I’ve been asking myself a lot of questions this season (mostly just, “Why do I do this?” when races get rough, which is, well, most races, most of the time). This season I’m trying something different, something that’s quite difficult for me: I’m trying to get better by losing. It’s not as counterintuitive as you might imagine.
In cycling, to steal from another poet, there are “two roads” (thank you, Frost!) that a cyclist comes to at some point in his or her career: to upgrade, or not to upgrade. That is the question.

It’s a hard question, because with that upgrade comes the nerve-wracking certainty that you will no longer be at the top of your field. But then again, can you really say that you are at the top if you don’t bother to race at the highest level possible? Some people are content to stay in their field, consistently in the top ten, consistently winning merch, or occasionally, some cash. And you know what? I get that. Then, there are the upgrade requesters, the ones who count their points and calculate what spot they need to be in if they’re to upgrade by the end of the weekend. And in the early part of this season, I was one of those overzealous counters.


I recently got my (hard-earned) upgrade to a Cat 2 in cyclocross, which meant a mad dash to get a UCI license in order to start racing in the “big leagues.” This is a tough call for women racers, since there are only two categories to race in, and oftentimes, someone at the top of the B field is still at the very bottom of the A field. But move up we must, and I moved on up.

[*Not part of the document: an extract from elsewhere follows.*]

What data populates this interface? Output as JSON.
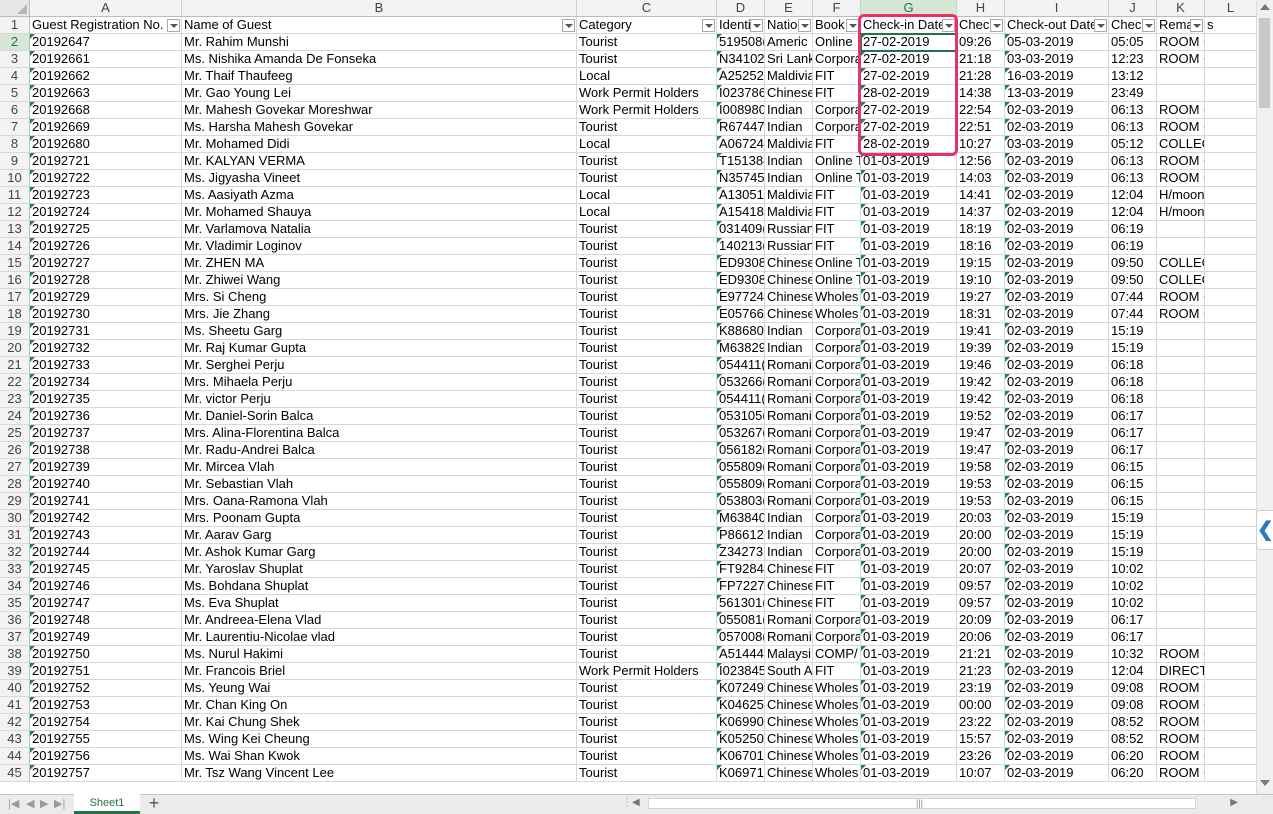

So, enter Liz Bishop and her wonderful poem, “One Art.” Cyclists tend to be English majors or Engineers, and if you wanted an article about the science of the bottom bracket, you picked the wrong column. Give me a poem to analyze any day of the week. Anyway, Bishop’s poem popped into my head while driving home from a UCI race, my fourth ever, where again, I was fighting very hard to simply not be in last place, and not get lapped. This is no easy feat when racing against Great Britain’s National Champion, but even though I avoided the dreaded, “On your left,” shout from the leaders, I was feeling defeated. Two weeks before, I had been on the podium. Now, I was finishing my race after the podium for the race I was in was already over and finished.

It turns out, losing is an art in cycling. And apparently, I’m quite good at it.
When I started racing in the Elite Women’s race, I went through a massive period of self-doubt. The first couple of races were, in a word, brutal. It turns out racing in the Elite race is hard. Very hard. But I knew it would be, since I’d gone through a similar revelation after moving into the Cat 3’s on the road. Suddenly, your best isn’t as good as everyone else’s efforts, and you feel like you’re maybe not the racer you thought you were. Or at least, that’s how I felt.

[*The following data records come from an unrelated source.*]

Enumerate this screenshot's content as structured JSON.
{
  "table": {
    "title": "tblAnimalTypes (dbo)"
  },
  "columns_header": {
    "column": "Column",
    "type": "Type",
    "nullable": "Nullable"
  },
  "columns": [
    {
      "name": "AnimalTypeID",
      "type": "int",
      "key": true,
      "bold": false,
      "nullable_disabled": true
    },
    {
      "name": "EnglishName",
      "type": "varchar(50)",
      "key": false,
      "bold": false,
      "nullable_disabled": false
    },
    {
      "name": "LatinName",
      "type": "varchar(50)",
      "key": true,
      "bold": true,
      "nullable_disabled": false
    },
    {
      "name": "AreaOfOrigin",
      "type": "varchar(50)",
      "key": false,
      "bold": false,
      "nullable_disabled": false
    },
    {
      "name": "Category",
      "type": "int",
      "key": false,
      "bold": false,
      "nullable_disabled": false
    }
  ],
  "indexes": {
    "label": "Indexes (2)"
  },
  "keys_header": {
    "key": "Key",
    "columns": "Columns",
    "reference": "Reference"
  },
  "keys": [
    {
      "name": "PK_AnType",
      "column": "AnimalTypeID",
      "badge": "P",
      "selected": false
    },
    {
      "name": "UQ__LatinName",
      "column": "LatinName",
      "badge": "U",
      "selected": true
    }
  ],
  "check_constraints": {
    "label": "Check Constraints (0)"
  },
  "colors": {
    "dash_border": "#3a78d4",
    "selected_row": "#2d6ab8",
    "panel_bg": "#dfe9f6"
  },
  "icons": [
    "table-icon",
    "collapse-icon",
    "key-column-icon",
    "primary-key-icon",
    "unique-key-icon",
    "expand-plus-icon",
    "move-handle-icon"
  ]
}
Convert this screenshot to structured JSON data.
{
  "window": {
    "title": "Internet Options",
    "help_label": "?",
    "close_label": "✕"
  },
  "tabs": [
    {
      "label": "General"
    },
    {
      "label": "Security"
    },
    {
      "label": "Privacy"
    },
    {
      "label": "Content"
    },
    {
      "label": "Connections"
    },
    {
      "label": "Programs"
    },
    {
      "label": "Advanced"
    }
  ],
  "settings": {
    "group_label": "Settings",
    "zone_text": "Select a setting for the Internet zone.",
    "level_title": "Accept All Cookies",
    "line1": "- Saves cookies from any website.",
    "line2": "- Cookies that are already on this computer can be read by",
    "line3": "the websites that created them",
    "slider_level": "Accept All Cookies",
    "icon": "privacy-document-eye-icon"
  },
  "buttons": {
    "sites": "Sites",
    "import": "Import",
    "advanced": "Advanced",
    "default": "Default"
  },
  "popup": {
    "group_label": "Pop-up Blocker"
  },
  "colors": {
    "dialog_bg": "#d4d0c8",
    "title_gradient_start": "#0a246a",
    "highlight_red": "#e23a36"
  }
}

Yep, it’s easy to lose. But what’s hard is mastering the art of being OK with it, and accepting that losing is better than winning, in some ways. I know that now I’m racing with the best, and starting out, I can’t expect to be on their level. But every race I do, I’m watching how they take corners, how they negotiate climbs, how they power through straightaways, and I’m trying to stay on their wheels for just a few seconds longer every time. Sure, I’m not winning, but I’m still giving 100% of my effort in every race.


To some extent, I guess I haven’t quite grasped the art of losing, because after the initial shock wore off, it doesn’t feel like I’m losing races, it feels like I’m learning from them, “and that has made all the difference.”
So whether you’re in the way back of your race, or the very front, race the race. Don’t sit up, sit back, or give up. Rather, race hard, finish hard, and be proud of your effort.

“I shall be telling this with a sigh
Somewhere ages and ages hence:
Two roads diverged in a wood, and I—
I took the one less traveled by,
And that has made all the difference.”